The US legal code prohibits religious organizations and churches from endorsing and/or opposing candidates for office. The assertion of this authority is linked to the tax-exempt status granted to churches by the IRS. This law, and the American tradition of the separation between church and state lead some observers to claim that religious people should not be weighing in on political matters at all. There are others who deny the authority of the government to place any limit on the proclamation of the gospel and cite that same tradition of separation.
I pledge to you that I will not endorse or denounce any candidate for office in this or any election. Nor would I tolerate such endorsements from institutions, clergy, or representatives of the Diocese of Providence. While I respect the law of the land, my pledge is fundamentally motivated by Catholic teaching in this regard. Over centuries of experience and reflection, the Church has gradually drawn distinctions between the proper role of the clergy in the governance of the Church’s own life, and the role of the laity in seeking justice, exercising leadership, and witnessing to the gospel in everyday life.
Even as we acknowledge the proper distinction between the roles of clergy and laity, it is also important to assert that the legal prohibition against endorsement of candidates does not prohibit the Church or people of faith from participating in the political process. It is one of the great gifts of the American tradition that all citizens have the right to advocate for their opinions and ideas. Without endorsing particular candidates, clergy and the lay faithful often enter the fray with our own ancient teachings and commitment to the common good. In Fratelli Tutti, Pope Francis reminded all Catholics of our shared commitment to the truth and our sacred duty to uphold the sanctity of human life, the dignity of persons, and the call to compassion for the suffering. The Holy Father asserted that these commitments might be born from our faith but that they are truths discernible even to those of different traditions or even no faith. In effect, we have more than the freedom to take part in the political process, we have the duty to do so.

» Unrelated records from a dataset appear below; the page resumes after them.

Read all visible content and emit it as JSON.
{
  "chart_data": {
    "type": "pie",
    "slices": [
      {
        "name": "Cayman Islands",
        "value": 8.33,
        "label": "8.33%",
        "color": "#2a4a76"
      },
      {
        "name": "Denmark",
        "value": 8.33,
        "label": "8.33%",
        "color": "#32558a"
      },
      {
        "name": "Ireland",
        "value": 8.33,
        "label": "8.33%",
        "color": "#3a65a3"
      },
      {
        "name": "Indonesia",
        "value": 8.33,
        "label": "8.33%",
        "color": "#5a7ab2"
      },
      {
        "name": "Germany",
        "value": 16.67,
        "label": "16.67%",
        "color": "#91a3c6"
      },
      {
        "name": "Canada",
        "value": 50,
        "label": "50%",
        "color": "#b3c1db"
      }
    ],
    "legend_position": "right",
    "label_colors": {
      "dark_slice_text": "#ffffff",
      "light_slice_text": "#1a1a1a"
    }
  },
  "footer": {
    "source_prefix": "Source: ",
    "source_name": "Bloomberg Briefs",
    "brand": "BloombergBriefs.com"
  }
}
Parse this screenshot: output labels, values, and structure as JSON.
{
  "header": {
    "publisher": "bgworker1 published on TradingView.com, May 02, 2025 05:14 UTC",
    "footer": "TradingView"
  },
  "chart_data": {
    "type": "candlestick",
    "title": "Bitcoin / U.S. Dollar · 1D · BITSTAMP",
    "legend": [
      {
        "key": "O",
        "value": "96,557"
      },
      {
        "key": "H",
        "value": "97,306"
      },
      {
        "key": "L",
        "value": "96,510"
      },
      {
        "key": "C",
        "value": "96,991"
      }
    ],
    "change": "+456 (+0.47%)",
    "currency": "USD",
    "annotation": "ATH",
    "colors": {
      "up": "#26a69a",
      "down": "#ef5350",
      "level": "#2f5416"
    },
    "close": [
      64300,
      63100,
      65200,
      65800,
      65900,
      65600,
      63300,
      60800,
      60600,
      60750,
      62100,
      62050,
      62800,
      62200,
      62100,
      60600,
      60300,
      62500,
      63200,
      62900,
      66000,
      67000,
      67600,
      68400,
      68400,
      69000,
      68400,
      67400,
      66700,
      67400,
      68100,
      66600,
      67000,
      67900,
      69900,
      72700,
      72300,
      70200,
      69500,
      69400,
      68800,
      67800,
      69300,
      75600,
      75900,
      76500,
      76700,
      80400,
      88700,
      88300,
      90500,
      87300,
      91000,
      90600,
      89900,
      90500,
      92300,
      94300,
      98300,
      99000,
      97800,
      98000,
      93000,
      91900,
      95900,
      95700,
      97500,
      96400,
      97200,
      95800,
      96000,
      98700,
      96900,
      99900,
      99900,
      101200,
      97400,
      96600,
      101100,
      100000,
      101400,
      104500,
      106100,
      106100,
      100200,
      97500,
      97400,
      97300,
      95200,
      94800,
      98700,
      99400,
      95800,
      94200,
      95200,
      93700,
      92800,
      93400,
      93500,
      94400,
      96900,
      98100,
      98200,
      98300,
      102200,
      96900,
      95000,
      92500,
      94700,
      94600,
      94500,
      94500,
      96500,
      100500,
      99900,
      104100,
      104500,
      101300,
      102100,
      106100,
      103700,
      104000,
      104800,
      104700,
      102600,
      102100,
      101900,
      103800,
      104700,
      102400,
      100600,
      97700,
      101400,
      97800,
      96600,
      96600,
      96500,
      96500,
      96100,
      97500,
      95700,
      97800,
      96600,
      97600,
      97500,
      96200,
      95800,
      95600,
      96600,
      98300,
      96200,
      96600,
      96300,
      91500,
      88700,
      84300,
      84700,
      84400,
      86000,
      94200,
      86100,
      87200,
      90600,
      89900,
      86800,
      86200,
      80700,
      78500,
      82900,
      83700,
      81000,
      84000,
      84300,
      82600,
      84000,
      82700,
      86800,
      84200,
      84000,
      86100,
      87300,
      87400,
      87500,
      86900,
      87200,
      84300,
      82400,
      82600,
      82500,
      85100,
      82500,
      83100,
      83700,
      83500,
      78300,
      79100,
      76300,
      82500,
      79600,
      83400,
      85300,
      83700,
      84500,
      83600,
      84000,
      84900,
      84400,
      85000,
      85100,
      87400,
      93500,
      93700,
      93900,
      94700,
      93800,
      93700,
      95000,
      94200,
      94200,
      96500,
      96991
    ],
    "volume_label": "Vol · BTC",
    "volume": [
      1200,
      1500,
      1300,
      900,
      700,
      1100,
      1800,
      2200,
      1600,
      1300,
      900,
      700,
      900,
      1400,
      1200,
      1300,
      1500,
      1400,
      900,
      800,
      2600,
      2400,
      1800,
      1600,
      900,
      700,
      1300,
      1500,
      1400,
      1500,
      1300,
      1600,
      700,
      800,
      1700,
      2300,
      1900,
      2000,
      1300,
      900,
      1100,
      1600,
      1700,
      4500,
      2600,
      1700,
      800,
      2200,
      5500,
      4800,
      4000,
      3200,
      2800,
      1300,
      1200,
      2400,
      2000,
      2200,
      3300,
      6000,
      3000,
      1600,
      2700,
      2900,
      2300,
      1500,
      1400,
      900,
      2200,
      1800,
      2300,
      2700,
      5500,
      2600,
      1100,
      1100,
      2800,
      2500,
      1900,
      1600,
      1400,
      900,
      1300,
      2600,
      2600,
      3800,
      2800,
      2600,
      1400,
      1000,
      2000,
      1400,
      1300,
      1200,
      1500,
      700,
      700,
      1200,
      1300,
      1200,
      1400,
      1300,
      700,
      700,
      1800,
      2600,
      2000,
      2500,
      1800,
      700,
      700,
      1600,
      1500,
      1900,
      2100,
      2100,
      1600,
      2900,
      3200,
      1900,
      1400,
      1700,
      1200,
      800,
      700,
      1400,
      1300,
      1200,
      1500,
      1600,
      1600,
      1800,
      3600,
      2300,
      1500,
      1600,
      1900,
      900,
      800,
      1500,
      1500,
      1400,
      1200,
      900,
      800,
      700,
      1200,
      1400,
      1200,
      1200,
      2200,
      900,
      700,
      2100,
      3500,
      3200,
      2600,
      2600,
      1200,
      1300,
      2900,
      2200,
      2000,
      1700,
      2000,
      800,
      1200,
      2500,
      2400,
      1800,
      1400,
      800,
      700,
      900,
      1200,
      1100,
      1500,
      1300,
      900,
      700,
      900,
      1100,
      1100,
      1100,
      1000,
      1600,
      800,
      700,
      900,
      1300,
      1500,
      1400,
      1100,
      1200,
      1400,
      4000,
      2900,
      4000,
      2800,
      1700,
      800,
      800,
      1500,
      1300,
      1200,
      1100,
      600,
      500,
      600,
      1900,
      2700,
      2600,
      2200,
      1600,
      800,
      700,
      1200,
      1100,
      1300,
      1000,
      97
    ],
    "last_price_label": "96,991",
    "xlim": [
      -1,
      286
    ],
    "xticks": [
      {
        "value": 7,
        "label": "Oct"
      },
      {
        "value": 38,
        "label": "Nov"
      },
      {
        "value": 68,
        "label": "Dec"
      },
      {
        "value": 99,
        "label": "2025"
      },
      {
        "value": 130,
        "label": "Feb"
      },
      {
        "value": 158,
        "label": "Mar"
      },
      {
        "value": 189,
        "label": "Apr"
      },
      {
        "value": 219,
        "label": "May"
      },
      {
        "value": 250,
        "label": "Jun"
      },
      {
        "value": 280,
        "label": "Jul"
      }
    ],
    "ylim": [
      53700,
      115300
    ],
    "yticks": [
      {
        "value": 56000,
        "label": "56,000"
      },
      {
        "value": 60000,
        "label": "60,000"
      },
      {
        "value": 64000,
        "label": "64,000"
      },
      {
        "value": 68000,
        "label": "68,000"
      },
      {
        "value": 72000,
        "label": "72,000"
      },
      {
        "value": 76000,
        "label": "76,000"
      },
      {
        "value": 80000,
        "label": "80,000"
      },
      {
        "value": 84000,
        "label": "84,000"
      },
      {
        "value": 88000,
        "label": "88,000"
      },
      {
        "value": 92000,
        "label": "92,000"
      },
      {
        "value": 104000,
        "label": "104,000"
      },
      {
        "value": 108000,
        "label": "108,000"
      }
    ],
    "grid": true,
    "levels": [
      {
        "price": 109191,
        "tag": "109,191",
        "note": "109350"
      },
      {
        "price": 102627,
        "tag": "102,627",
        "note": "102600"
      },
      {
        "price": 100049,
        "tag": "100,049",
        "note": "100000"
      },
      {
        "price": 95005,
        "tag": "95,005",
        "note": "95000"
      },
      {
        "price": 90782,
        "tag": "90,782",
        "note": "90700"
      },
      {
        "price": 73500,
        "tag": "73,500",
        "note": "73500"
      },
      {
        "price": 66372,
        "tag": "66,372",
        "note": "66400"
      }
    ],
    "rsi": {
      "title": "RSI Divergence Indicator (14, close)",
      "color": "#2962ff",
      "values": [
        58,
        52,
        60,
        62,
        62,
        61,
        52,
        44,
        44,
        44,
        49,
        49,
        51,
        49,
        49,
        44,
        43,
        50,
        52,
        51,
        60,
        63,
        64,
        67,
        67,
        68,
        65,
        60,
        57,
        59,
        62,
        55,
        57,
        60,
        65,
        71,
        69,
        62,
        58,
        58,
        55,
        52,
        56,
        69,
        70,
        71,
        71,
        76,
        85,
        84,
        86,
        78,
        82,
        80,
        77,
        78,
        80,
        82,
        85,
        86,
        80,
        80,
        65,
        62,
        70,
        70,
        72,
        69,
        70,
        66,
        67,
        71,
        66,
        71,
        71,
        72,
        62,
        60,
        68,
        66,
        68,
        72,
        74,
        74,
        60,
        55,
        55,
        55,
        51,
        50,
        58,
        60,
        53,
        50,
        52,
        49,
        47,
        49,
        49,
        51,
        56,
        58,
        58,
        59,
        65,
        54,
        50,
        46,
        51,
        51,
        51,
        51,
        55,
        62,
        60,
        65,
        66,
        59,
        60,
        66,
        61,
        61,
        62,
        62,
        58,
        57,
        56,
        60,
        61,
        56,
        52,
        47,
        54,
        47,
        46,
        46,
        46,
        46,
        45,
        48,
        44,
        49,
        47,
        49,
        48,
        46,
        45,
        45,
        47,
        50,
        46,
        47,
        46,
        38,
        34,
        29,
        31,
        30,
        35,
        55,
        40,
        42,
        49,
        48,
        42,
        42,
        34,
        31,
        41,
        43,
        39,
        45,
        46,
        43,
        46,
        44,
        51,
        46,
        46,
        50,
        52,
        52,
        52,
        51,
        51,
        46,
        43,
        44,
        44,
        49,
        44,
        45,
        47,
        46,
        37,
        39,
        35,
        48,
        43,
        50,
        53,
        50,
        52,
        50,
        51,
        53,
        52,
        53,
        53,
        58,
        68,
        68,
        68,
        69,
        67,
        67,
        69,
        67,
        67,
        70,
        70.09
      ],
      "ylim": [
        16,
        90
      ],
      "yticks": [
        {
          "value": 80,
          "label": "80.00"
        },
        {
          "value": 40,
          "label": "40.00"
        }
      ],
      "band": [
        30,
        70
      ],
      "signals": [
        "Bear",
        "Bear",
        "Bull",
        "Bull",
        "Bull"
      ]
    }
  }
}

While I do not wish to tell you how to vote, I do urge you fervently to vote. And I urge you to carry the wisdom and compassion of your Catholic faith with you into the voting booth. Such is not a violation of American tradition or law, but the best thing that you can do in an election. If you take that sacred obligation seriously, I also urge you to utilize Faithful Citizenship and its other resources to prepare yourself for the election. They will help you to form your conscience and to understand the joy and the demands of the gospel. Make sure to vote, and do not forget to pray before voting, invoking the guidance of the Holy Spirit for the decisions that you will make. Be a faithful citizen and help make a better nation!